4 By a “Naples bonnet,” Poe means a “net à la Napolitaine,” which encased the back hair and was made of strings of pearls finished with fringe and tassels. To this Mrs. Gertrude W. Markell of the staff of the Boston Museum of Fine Arts has found references from about 1855 to 1860. Bonnets were sometimes made of “gros de Naples,” but this was a “most durable silken tissue,” and Leghorn bonnets, though well known, were of straw; one could not see through either.
5 In his tale “The Literary Life of Thingum Bob” Poe has the phrase “trash of trash.”

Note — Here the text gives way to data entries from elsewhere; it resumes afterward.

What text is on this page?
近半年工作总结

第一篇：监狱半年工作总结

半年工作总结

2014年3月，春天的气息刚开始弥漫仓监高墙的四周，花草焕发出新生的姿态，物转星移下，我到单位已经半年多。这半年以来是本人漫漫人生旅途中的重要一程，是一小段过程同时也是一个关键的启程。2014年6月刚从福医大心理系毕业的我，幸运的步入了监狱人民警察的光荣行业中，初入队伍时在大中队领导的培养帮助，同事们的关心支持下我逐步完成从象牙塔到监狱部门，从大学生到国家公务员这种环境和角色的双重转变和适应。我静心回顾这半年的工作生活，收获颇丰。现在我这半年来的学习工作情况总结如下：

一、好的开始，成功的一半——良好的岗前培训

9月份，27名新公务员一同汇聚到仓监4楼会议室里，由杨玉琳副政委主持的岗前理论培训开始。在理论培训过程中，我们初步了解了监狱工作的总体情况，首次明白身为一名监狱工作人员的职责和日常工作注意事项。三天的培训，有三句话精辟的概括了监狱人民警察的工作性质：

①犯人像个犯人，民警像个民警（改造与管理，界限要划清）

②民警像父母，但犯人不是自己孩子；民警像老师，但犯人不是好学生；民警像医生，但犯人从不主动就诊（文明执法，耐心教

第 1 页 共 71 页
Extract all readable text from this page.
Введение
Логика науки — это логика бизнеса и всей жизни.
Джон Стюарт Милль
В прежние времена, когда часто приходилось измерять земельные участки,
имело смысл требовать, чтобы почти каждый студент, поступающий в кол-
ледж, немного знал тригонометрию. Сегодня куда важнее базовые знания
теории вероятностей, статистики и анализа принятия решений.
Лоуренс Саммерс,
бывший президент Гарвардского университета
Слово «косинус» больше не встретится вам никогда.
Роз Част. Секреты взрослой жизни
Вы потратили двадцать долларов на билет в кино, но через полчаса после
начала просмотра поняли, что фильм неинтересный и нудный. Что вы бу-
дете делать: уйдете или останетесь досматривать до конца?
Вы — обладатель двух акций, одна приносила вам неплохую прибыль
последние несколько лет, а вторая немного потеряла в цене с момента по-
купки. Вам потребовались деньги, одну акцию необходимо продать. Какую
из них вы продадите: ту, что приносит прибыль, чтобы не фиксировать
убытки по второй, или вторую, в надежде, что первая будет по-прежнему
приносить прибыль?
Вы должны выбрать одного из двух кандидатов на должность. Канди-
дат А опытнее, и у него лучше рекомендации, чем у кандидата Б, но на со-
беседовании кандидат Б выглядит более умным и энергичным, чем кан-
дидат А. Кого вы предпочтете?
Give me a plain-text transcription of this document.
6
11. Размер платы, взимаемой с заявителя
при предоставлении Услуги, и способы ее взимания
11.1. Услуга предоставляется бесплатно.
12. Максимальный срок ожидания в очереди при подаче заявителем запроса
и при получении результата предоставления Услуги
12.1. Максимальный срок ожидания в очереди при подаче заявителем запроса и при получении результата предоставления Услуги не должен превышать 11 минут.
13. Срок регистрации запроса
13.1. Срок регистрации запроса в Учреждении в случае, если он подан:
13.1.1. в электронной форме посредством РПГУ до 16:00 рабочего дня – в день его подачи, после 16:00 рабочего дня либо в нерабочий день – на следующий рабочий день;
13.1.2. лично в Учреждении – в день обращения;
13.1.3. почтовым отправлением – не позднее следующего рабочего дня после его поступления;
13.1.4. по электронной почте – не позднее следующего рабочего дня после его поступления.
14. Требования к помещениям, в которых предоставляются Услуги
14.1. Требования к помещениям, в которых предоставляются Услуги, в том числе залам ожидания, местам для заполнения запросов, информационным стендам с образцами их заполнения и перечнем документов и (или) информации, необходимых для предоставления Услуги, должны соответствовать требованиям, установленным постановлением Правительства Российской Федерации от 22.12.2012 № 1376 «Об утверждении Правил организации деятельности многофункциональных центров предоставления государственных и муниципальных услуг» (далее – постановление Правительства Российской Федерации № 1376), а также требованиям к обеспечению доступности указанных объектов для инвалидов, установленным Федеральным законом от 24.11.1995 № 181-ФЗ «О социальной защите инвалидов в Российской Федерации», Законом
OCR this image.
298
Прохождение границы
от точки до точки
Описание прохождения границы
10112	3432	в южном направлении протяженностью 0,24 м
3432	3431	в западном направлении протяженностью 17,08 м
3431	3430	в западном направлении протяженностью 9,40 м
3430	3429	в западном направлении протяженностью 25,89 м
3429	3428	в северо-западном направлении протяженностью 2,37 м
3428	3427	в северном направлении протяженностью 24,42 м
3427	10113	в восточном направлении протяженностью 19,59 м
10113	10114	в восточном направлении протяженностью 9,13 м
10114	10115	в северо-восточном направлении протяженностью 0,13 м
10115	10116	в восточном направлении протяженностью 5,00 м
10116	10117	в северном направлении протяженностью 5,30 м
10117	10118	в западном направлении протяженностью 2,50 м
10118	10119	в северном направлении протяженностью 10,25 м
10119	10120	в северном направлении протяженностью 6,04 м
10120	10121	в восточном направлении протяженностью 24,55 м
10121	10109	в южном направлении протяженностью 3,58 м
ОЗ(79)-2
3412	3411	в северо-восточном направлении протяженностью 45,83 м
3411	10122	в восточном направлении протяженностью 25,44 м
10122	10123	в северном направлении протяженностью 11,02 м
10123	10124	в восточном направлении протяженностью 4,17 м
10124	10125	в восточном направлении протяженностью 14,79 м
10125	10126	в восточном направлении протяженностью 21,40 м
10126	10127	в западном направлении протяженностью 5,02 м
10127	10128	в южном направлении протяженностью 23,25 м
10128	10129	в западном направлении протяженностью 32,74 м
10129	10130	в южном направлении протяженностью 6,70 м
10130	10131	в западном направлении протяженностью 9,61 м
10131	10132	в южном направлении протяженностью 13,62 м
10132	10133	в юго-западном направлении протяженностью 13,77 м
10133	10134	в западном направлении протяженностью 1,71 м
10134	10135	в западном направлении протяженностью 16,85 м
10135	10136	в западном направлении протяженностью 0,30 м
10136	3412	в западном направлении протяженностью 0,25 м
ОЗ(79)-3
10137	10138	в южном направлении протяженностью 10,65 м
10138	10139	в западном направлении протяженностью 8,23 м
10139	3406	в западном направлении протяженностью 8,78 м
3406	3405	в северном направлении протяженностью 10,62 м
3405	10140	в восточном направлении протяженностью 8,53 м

10 The reading adopted in the Works, “tuckermanites,” is typically Poesque, from Henry Theodore Tuckerman. In his “Rationale of Verse” Poe used a similar word, “hudsonizing,” derived from the name of Henry Norman Hudson, the lecturer on Shakespeare. Poe often referred to Tuckerman's work as dull, even as early as 1841 in “A Chapter on Autography,” and Campbell points out (Poems, pp. 276-277) that Tuckerman contributed sonnets to the Democratic Review about 1845, and wrote for the American Review of May 1845 an article on Petrarch. Poe and Tuckerman seem to have liked each other personally, and Poe wisely used “Petrarchanities” in the version he sent to the Union Magazine. His opinion of Petrarch was not a high one, as is evident in his review in Graham's for September 1841 of Thomas Campbell's biography of the Italian poet.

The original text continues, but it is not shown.